Müzik çalışmaları dolayısıyla tanıştığı Hasan Sağındık'ın albümlerini yapan şirketin Ankara Sıhhıye'deki yerine Karakoç'un da ara sıra geldiğini 1992 yılında kendisiyle orada tanıştıklarını anlatan Küpçük, "Abdurrahim Karakoç ile ilgili kamuoyuna çıkmayan bir sürü ses kaydı Hasan Sağındık'ta. Evleri yakındı, Sincan'da aynı mahallede oturuyorlardı. Hasan abi hocaya şiirlerini okutturmuş, sohbetleri ve kamera görüntüleri var." ifadelerini kullandı.

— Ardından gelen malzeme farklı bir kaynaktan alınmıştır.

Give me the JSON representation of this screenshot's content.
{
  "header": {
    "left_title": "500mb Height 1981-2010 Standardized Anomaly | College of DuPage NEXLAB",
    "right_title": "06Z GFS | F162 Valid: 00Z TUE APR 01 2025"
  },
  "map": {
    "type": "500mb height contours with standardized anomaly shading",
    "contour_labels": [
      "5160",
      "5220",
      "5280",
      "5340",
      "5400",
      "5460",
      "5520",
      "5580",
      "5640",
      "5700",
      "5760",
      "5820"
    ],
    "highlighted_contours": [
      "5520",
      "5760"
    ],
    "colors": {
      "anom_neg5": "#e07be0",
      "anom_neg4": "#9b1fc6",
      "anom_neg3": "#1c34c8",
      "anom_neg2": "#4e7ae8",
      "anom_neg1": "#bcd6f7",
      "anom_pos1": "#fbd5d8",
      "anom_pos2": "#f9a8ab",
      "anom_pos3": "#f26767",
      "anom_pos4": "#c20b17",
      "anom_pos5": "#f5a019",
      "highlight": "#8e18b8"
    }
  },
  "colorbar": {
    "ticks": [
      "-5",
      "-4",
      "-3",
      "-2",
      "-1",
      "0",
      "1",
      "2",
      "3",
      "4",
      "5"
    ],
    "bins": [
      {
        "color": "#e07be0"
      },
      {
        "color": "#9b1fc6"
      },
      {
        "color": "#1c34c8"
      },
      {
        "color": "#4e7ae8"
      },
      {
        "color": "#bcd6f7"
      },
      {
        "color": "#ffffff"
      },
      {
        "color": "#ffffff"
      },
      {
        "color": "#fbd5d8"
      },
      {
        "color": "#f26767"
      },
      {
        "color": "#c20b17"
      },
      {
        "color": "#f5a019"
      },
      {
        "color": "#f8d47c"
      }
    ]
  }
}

Karakoç'u seven ve onun önemini bilen akademisyen ve sivil hayattan isimlerin usta şair adına bir vakıf kurmasının gerekliliğine dikkati çeken Küpçük, şunları kaydetti:
"Abdurrahim Karakoç'un şiirleri, halk şiirinin modernleşmesi, kente taşınması, sözün politikleşmesi, Türk müziğinin modernleşmesi ve türkülerin modernizasyonu meselesinde çok işlevsel bir zemin oluşturdu. 1950'li yıllardan itibaren ozanlar farklı gerekçelerle bağlamasını alıp kente indi. Geleneksel halk şiiri ve türkü formu, kır coğrafyası ve mekanıyla sınırlı bir form. Şehre indiğinde şekli ve teması bambaşka bir dünya ile karşılaşıyor. Daha önce türkünün ya da ozanın kırda muhatap olmadığı yeni birtakım toplumsal girdiler hayata girince bu türkülerin hem teknik olarak hem de tematik olarak dönüşümünü beraberinde getirdi."
Türk şiirine kazandırdığı "Mihriban", "İsyanlı Sükut", "Hak Yol İslam Yazacağız", "Gel Gayrı", "Hasan'a Mektuplar", "Vur Emri" ve "Omuzumda Sevda Yükü" adlı eserleriyle tanınan şair ve yazar Abdurrahim Karakoç'un hayatına, edebiyatına, şiirlerine ve mücadelesine dair çeşitli meselelerin de ele alındığı program, Küpçük'ün Abdurrahim Karakoç'un "Fotoğraf" şiirini okumasıyla sona erdi.